Monday, 17 February 2014

Fourfold: Space and Creativity

https://maps.google.com/maps?q=ribble+river&hl=en&ll=53.854045,-2.410641&spn=0.024554,0.074759&sll=37.0625,-95.677068&sspn=33.764224,76.552734&hnear=River+Ribble&t=h&z=14
Lancashire, while boggy, has barely been afffected by the recent flooding and I'm grateful. One of my most favourite things in the world is to walk by a river in the direction of its flow. Walking yesterday I mentioned this to F, who being a philosopher cited Heidegger's concept of fourfold as a possible explanation.   

The drawing together of sky/earth/divinities/human to create a fullness of place chimed with my experience of the river. A river - in fact all bodies of water - has that extraordinary quality of reflecting the sky, being from the sky and being located on earth.

Maybe this is why we are so drawn to living close to rivers, as well as that sense of movement and the renewing qualities of a river, this deep union of nature and culture overrides any practical advice of not building near them.

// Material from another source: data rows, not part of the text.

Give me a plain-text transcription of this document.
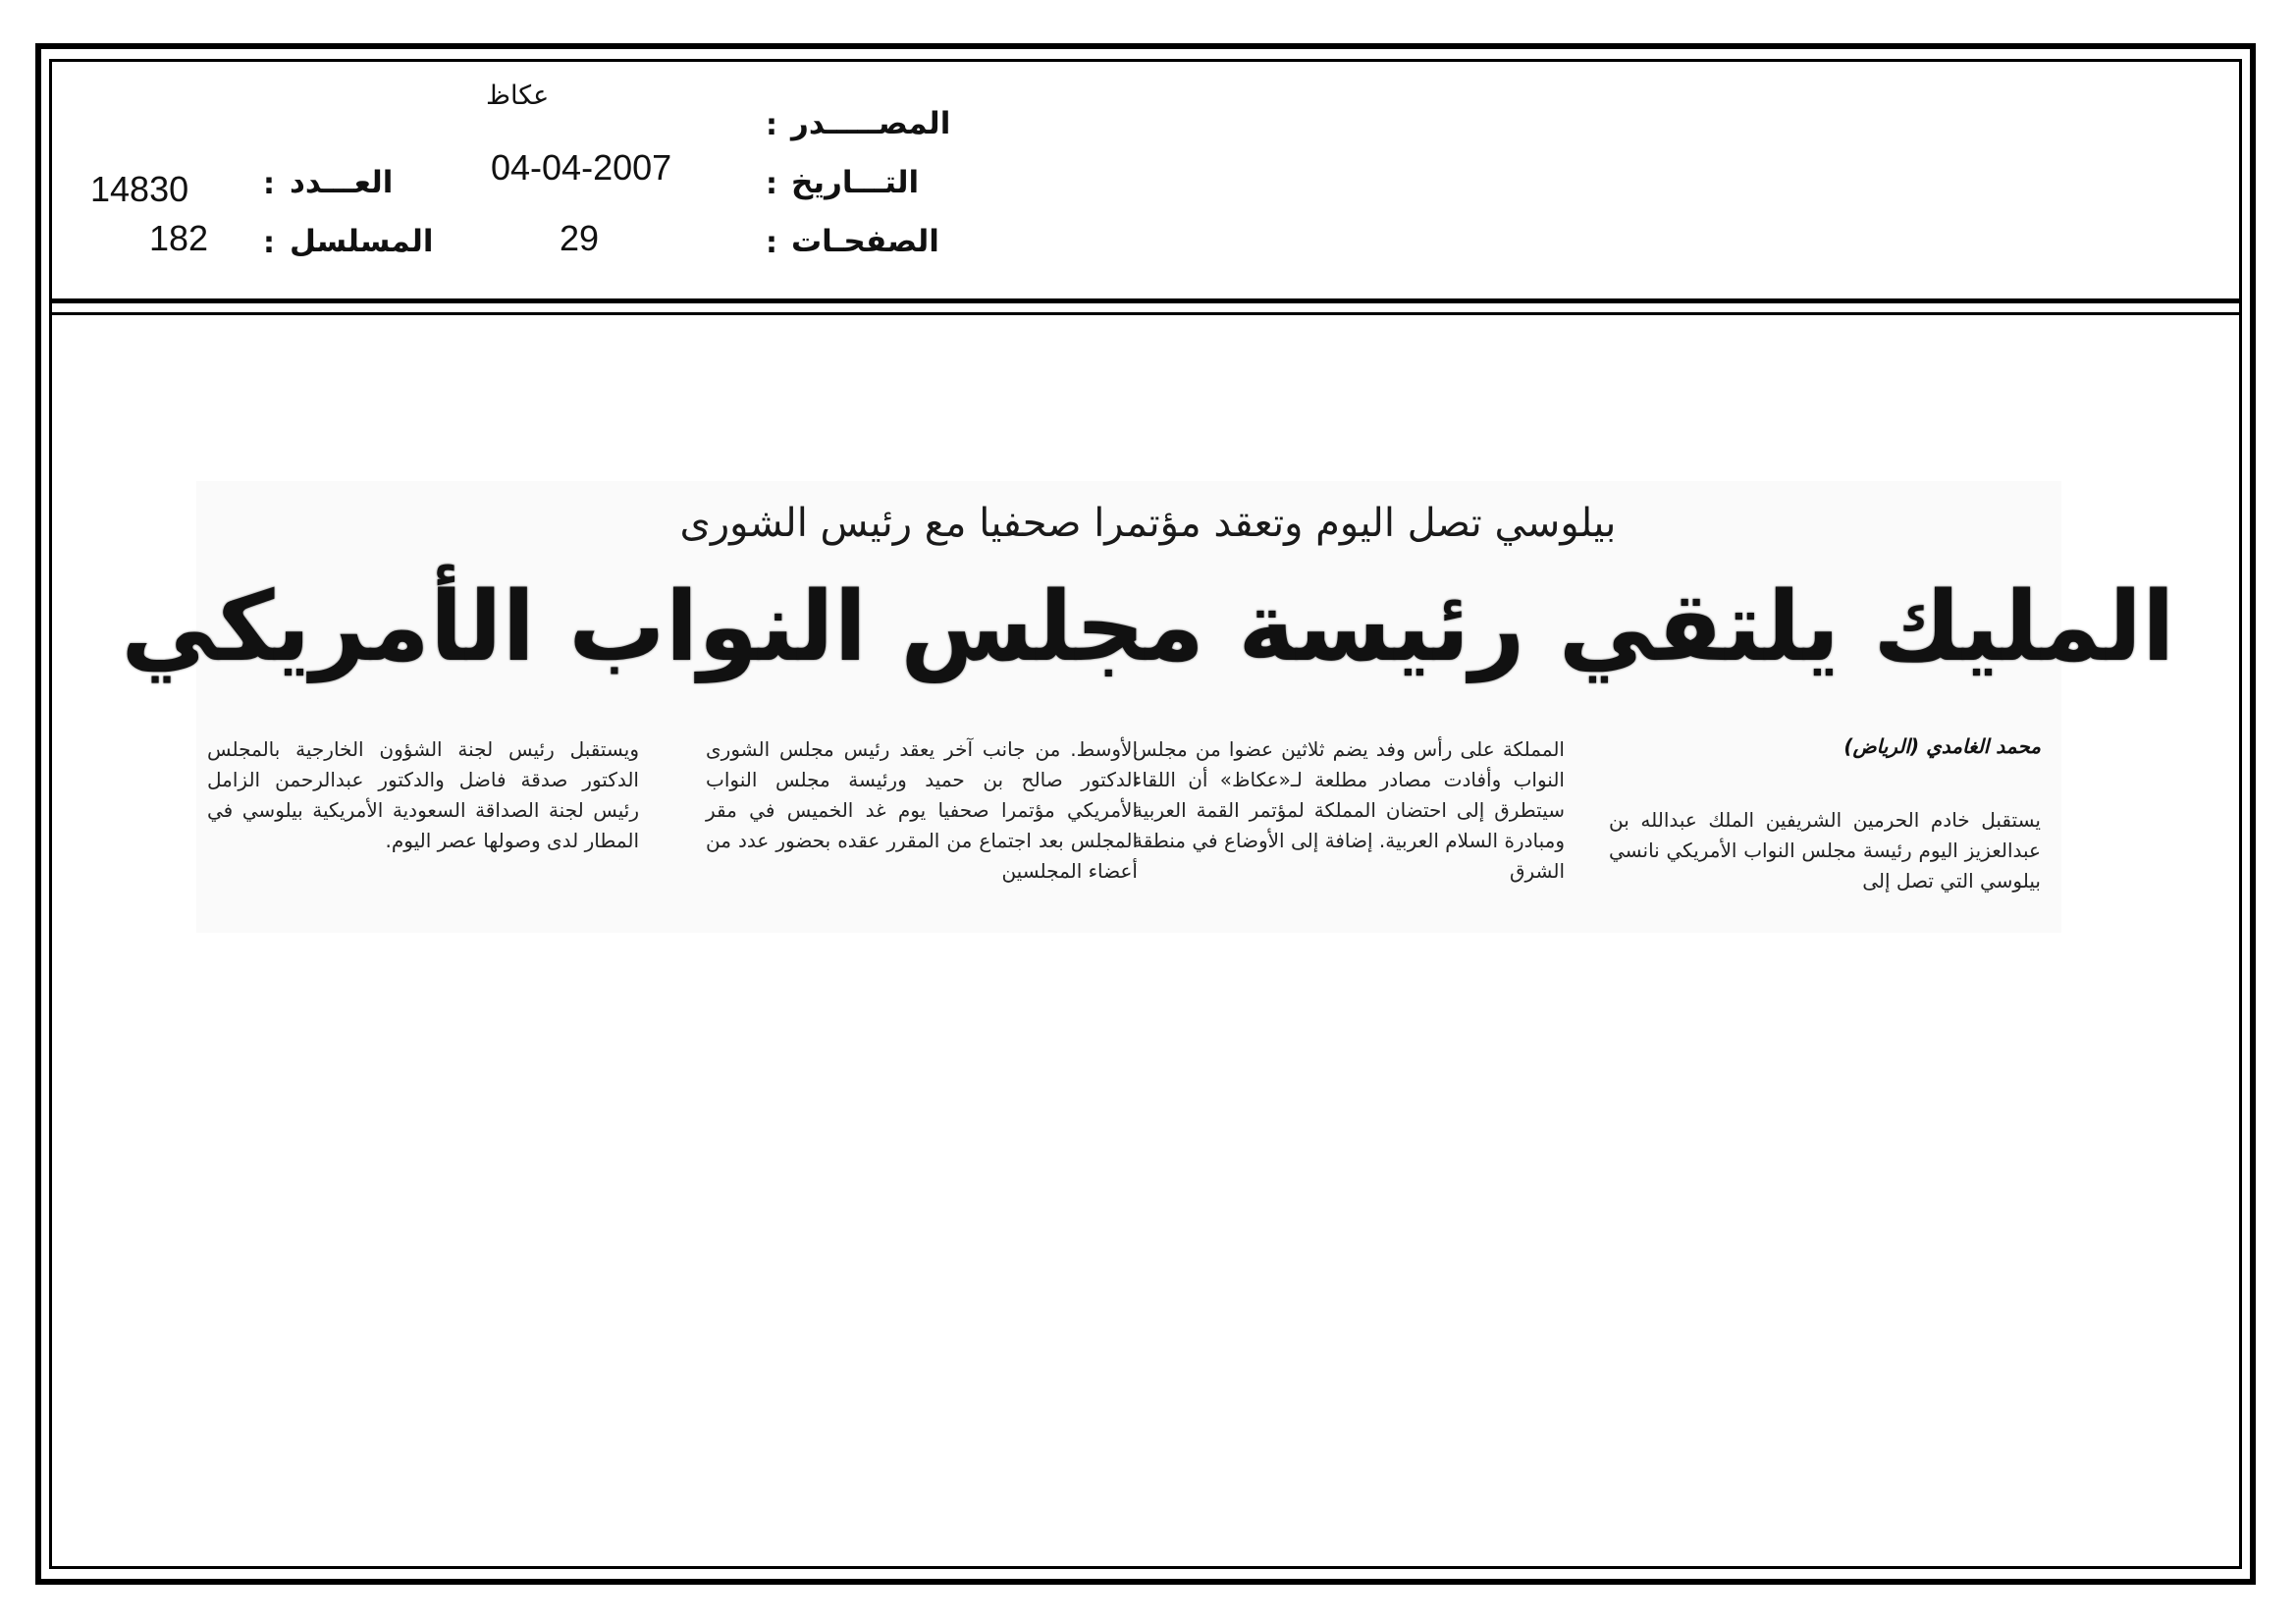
المصـــــدر
:
التـــاريخ
:
الصفحـات
:
عكاظ
04-04-2007
29
العـــدد
:
المسلسل
:
14830
182
بيلوسي تصل اليوم وتعقد مؤتمرا صحفيا مع رئيس الشورى
المليك يلتقي رئيسة مجلس النواب الأمريكي
محمد الغامدي (الرياض)

يستقبل خادم الحرمين الشريفين الملك عبدالله بن عبدالعزيز اليوم رئيسة مجلس النواب الأمريكي نانسي بيلوسي التي تصل إلى

المملكة على رأس وفد يضم ثلاثين عضوا من مجلس النواب وأفادت مصادر مطلعة لـ«عكاظ» أن اللقاء سيتطرق إلى احتضان المملكة لمؤتمر القمة العربية ومبادرة السلام العربية. إضافة إلى الأوضاع في منطقة الشرق

الأوسط. من جانب آخر يعقد رئيس مجلس الشورى الدكتور صالح بن حميد ورئيسة مجلس النواب الأمريكي مؤتمرا صحفيا يوم غد الخميس في مقر المجلس بعد اجتماع من المقرر عقده بحضور عدد من أعضاء المجلسين

ويستقبل رئيس لجنة الشؤون الخارجية بالمجلس الدكتور صدقة فاضل والدكتور عبدالرحمن الزامل رئيس لجنة الصداقة السعودية الأمريكية بيلوسي في المطار لدى وصولها عصر اليوم.
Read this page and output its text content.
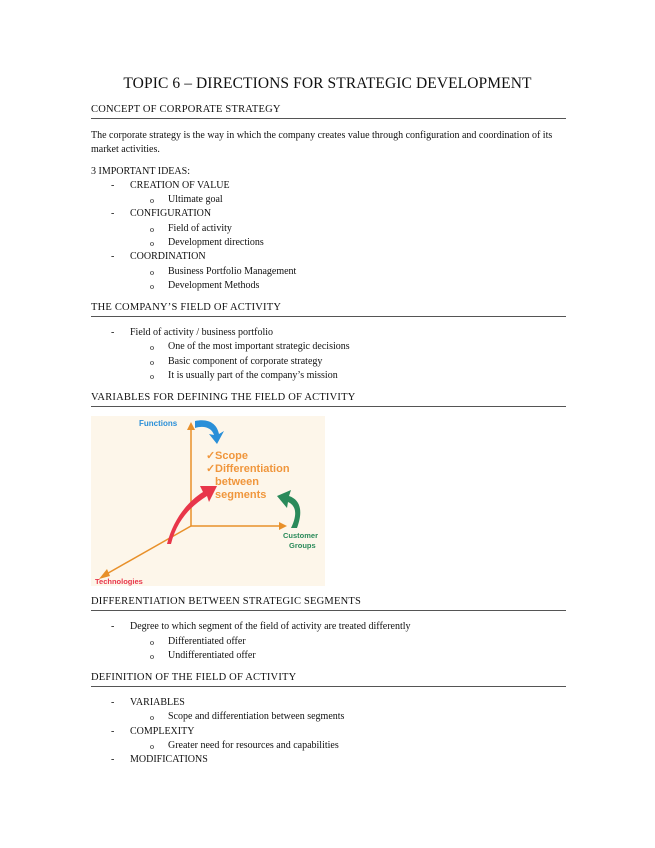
TOPIC 6 – DIRECTIONS FOR STRATEGIC DEVELOPMENT
CONCEPT OF CORPORATE STRATEGY
The corporate strategy is the way in which the company creates value through configuration and coordination of its market activities.
3 IMPORTANT IDEAS:
- CREATION OF VALUE
o Ultimate goal
- CONFIGURATION
o Field of activity
o Development directions
- COORDINATION
o Business Portfolio Management
o Development Methods
THE COMPANY’S FIELD OF ACTIVITY
- Field of activity / business portfolio
o One of the most important strategic decisions
o Basic component of corporate strategy
o It is usually part of the company’s mission
VARIABLES FOR DEFINING THE FIELD OF ACTIVITY
Functions
✓ Scope
✓ Differentiation
between
segments
Customer
Groups
Technologies
DIFFERENTIATION BETWEEN STRATEGIC SEGMENTS
- Degree to which segment of the field of activity are treated differently
o Differentiated offer
o Undifferentiated offer
DEFINITION OF THE FIELD OF ACTIVITY
- VARIABLES
o Scope and differentiation between segments
- COMPLEXITY
o Greater need for resources and capabilities
- MODIFICATIONS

And to step further along the flow of thought, I found this enchanting idea in an article on Heidegger's fourfold by Peter Critchley. It, on talking about fourfold in dwelling space, highlighted the sense of bounded space "not that which something stops but... that from which it begins its presenting" : the potential of a space that has been enclosed for a particular use is made more potent by its boundary. This definition of space is ours for the making. I'm thinking more more creatively and metaphorically than the Enclosures.

I'm thinking of how I use the boundary of a riverside: for writing - the flow I'm connected to; for contemplation - its light glancing off new thoughts; for talk - the sluicing an ideal punctuation; for celebration, even - being lifted by its movement: apparently shamen in Madagascar use rivers as entry routes to their sacred sites as part of a ceremony, which makes perfect sense to me. We already use walking down aisles as the entry point to a ritual, a river (when not in flood) is a more expansive aisle, more undulating, offering more time to consider what lies ahead.

Maybe this riverside walking is more integrated to the everyday than the idea of ceremony suggests. Maybe it's one of those quiet rites we perform on a regular basis, that leaves you changed from when you started, that elevates your sense of self in the world, that deposits a thought, an accompanying emotion, in you. Maybe I need more research.